For guidance on exploring extensions of the U-Net and LinkNet architectures I looked to the winners interview for the Carvana Image Masking Challenge which occurred in 2017. The winners used an ensemble of U-Net and LinkNets to generate their submissions and specify some of the trials, errors, and take-home lessons that they gained in the competition. Given that the challenge is very similar to that being performed in the Data Science Bowl it made for a good transfer of knowledge.
What I found is that essentially by making the network deeper and applying regularization in the form of L2 and to some extent batch normalization I was able to create a network which outperformed the standard U-Net architecture and generate decent output as part of the competition.
Given that this data set has a fair amount of variation I applied the techniques as discussed by Kevin Mader on Kaggle, n an attempt to standardize the input images. The main variation that I wanted to standardize is the differences in colors of the backgrounds, cell material, and nuclei. The technique produces a fluorescent final color and in cases where the cells are the darkest part of the image the colors are inverted which gives all the images a similar looking final state as opposed to the raw image inputs.
I have trained several other U-Nets and LinkNets which performed well on these images and on black and white versions of these normalized images. Turning them to black and white gives a fairly uniform input and since black and white images are only a single dimension, there is less variation that the network must account for.

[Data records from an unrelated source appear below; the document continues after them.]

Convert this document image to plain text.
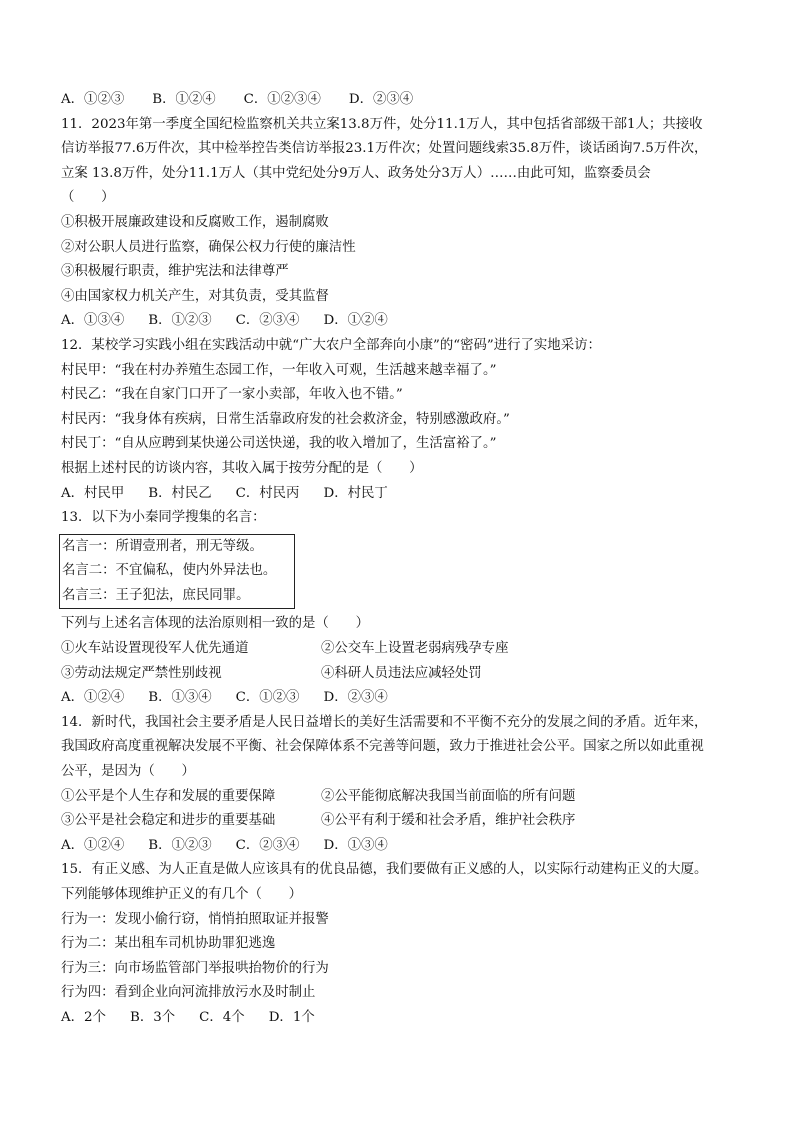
A．①②③ B．①②④ C．①②③④ D．②③④
11．2023年第一季度全国纪检监察机关共立案13.8万件，处分11.1万人，其中包括省部级干部1人；共接收
信访举报77.6万件次，其中检举控告类信访举报23.1万件次；处置问题线索35.8万件，谈话函询7.5万件次，
立案 13.8万件，处分11.1万人（其中党纪处分9万人、政务处分3万人）……由此可知，监察委员会
（　　）
①积极开展廉政建设和反腐败工作，遏制腐败
②对公职人员进行监察，确保公权力行使的廉洁性
③积极履行职责，维护宪法和法律尊严
④由国家权力机关产生，对其负责，受其监督
A．①③④ B．①②③ C．②③④ D．①②④
12．某校学习实践小组在实践活动中就“广大农户全部奔向小康”的“密码”进行了实地采访：
村民甲：“我在村办养殖生态园工作，一年收入可观，生活越来越幸福了。”
村民乙：“我在自家门口开了一家小卖部，年收入也不错。”
村民丙：“我身体有疾病，日常生活靠政府发的社会救济金，特别感激政府。”
村民丁：“自从应聘到某快递公司送快递，我的收入增加了，生活富裕了。”
根据上述村民的访谈内容，其收入属于按劳分配的是（　　）
A．村民甲 B．村民乙 C．村民丙 D．村民丁
13．以下为小秦同学搜集的名言：
名言一：所谓壹刑者，刑无等级。
名言二：不宜偏私，使内外异法也。
名言三：王子犯法，庶民同罪。
下列与上述名言体现的法治原则相一致的是（　　）
①火车站设置现役军人优先通道	②公交车上设置老弱病残孕专座
③劳动法规定严禁性别歧视	④科研人员违法应减轻处罚
A．①②④ B．①③④ C．①②③ D．②③④
14．新时代，我国社会主要矛盾是人民日益增长的美好生活需要和不平衡不充分的发展之间的矛盾。近年来，
我国政府高度重视解决发展不平衡、社会保障体系不完善等问题，致力于推进社会公平。国家之所以如此重视
公平，是因为（　　）
①公平是个人生存和发展的重要保障	②公平能彻底解决我国当前面临的所有问题
③公平是社会稳定和进步的重要基础	④公平有利于缓和社会矛盾，维护社会秩序
A．①②④ B．①②③ C．②③④ D．①③④
15．有正义感、为人正直是做人应该具有的优良品德，我们要做有正义感的人，以实际行动建构正义的大厦。
下列能够体现维护正义的有几个（　　）
行为一：发现小偷行窃，悄悄拍照取证并报警
行为二：某出租车司机协助罪犯逃逸
行为三：向市场监管部门举报哄抬物价的行为
行为四：看到企业向河流排放污水及时制止
A．2个 B．3个 C．4个 D．1个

For all these networks I had to perform a significant amount of data augmentation, as was done in the academic literature. The types of augmentation that I applied were vertical flips, rotations, width and height distortions, sheering, and zooming. This helped to avoid overfitting on the training set and extend the generalization of the networks. One additional aspect of this challenge was that the same augmentations had to be applied to both the input image and the target image mask. If this was not done, then it would mean a mismatch between the input and output data which would be catastrophic for the network. In Keras this was done by fixing the initial random seed of the image generators so that each input and target mask would have the same augmentations applied to it.
Another area of experimentation was testing SGD, RMSProp, and Adam optimizers. While the general approach of the deep learning community is to solve most problems with an Adam optimizer, a paper from Berkley published in 2017 caught my eye, it was titled The Marginal Value of Adaptive Gradient Methods in Machine Learning. The point of the paper is that while more advanced methods have been developed, SGD trained networks perform just as well or better in particular when it comes to generalizing to unseen test data. So I experimented with SGD optimized networks. They took a good amount of time to converge, but not extraordinarily so.
This was my first extensive project on image segmentation and I enjoyed diving into the literature and working with fully convolutional networks. It was a great opportunity to learn a new subject matter area and test several hypotheses in the areas of data augmentation, regularization, network structure, and optimization.